Scrutiny all visible or invisible characters of a text file

1

Is there any software that can be used to scrutinize all visible or invisible characters in a text file (characters like BOM, direction mark, line feed ...)?

Showing the Unicode name of characters also is a useful feature.

I want use such app for analyzing text files before parsing parsing them with a programming language.

PHPst

Posted 2012-11-03T03:59:23.557

Reputation: 3 466

Question was closed 2015-09-14T00:42:04.787

Any good programming editor will have this function. Textpad has both invisible character display and hex display, for example. – Fiasco Labs – 2015-09-06T05:07:56.353

What programming language are you using? – simbabque – 2012-11-03T12:43:54.513

I use PHP, of course desired app will be used before programming. – PHPst – 2012-11-03T12:55:32.183

Answers

3

A good hex editor is probably your best bet. Try FrHed (http://frhed.sourceforge.net/en/) if you're on windows or bless (http://home.gna.org/bless/) on linux.

adamjreilly

Posted 2012-11-03T03:59:23.557

Reputation: 71

@FrHed is unable to open a file if its path or name if not in ASCII. – PHPst – 2015-09-06T05:02:38.033

You see, Hex editors are about binary files, my concern if about text files – PHPst – 2012-11-03T04:50:11.553

2Hex editors are about ALL files, including text files. Not that many hex editors have Unicode support, though. Any decent programming language will have libraries for handling Unicode charachter data. – kreemoweet – 2012-11-03T07:09:54.670

1

The BabelPad editor is great: when you place the cursor after a character, it shows you the Unicode number and the Unicode name. And it has a built-in Unicode information viewer, which shows many Unicode properties for characters. Unfortunately, it processes BOM instead of showing it, and it also interprets line break characters instead of showing them. There might be a way to change this; its documentation is... well, not the best part of it. But it will show invisible controls like LRM and can distinguish between a space and a no-break space etc.

Jukka K. Korpela

Posted 2012-11-03T03:59:23.557

Reputation: 4 475

@Thanks, BabelPad have a lot of unique features, but yet do not have a feature to make invisible characters visible. – PHPst – 2012-11-03T10:54:16.123

1

Maybe this is helpful, though the answer is more fitting to Stack Overflow. I built a small parser in Perl which does what you want.

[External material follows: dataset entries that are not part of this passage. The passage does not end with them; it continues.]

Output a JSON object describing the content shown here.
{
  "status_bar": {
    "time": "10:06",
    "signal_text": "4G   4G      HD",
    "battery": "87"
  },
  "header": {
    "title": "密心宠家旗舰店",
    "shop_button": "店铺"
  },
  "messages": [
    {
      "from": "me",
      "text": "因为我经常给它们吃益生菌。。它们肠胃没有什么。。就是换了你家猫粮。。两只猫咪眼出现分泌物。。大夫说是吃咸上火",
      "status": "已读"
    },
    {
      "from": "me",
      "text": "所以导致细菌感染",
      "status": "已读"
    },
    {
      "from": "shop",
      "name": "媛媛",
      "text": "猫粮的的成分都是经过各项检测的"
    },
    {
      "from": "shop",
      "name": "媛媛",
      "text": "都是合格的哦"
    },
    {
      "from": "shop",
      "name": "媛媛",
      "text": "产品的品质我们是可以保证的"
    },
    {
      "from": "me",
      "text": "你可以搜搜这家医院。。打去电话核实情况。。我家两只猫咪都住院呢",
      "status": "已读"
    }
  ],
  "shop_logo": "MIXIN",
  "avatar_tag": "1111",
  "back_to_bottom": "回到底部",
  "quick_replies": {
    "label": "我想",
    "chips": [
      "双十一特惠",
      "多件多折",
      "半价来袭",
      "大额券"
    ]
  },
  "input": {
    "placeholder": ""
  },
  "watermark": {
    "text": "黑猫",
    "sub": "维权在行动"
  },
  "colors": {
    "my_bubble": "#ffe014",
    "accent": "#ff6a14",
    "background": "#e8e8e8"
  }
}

Shame there's no highlighting here.

#!/usr/bin/perl
use strict; use warnings;
use feature qw(say);
use Data::Dumper;
use Unicode::String;
use utf8;

my $line_no = 1;
# Read stuff from the __DATA__ section as if it were a file,
# one line at a time
while (my $line = <DATA>) {
  # Create a Unicode::String object
  my $us = Unicode::String->new($line);

  # Iterate over the length of the string
  for (my $i = 0; $i < $us->length; $i++) {
    # Get the next char
    my $char = $us->substr($i, 1);
    # Output a description, one line per character
    printf "Line %i, column %i, 0x%x '%s' (%s)\n",
      $line_no,         # line number
      $i,               # colum number
      $char->ord,       # the ordinal of the char, in hex
      $char->as_string, # the stringified char (as in the input)
      $char->name;      # the glyph's name
  }
  # increment line number
  $line_no++;
}

# Below is the DATA section, which can be used as a file handle
__DATA__
This is some very strange unicode stuff right here:
٩(-̮̮̃-̃)۶ ٩(●̮̮̃•̃)۶ ٩(͡๏̯͡๏)۶ ٩(-̮̮̃•̃).

Let's see what this does:

  • Read from a file handle (the DATA section can be used like that) line by line.
  • Create an object that represents a Unicode string from the line.
  • Iterate the chars in that string
  • Output name, number and stuff about each char

It's really very straightforward. Maybe you can adapt it to php, though I don't know if there's a handy library around for the names.

Hope it helps.


I lifted the smiley thingies here: Which Unicode characters do smilies like ٩(•̮̮̃•̃)۶ consist of?

simbabque

Posted 2012-11-03T03:59:23.557

Reputation: 471

1

UltraEdit is a multi-platform text editor with Unicode support and a Hex mode that will show you the hex codes for everything side-by-side with the characters they generate. It even has a Hex find/replace dialog (at least on the Mac version, which is what I'm using at the moment). It's a bit pricy, but it does a lot of other stuff as well.

adv12

Posted 2012-11-03T03:59:23.557

Reputation: 160

How do you go about showing hidden characters in Ultraedit? – newenglander – 2017-10-02T11:24:32.333

1

I'd recommend Notepad++. If you go under View->Show Symbol and select "Show All Symbols" it will show any invisible characters with it's name. For example, it will show newlines as LF, CRLF, or CR depending on the newline format you're using.

EnderShadow

Posted 2012-11-03T03:59:23.557

Reputation: 53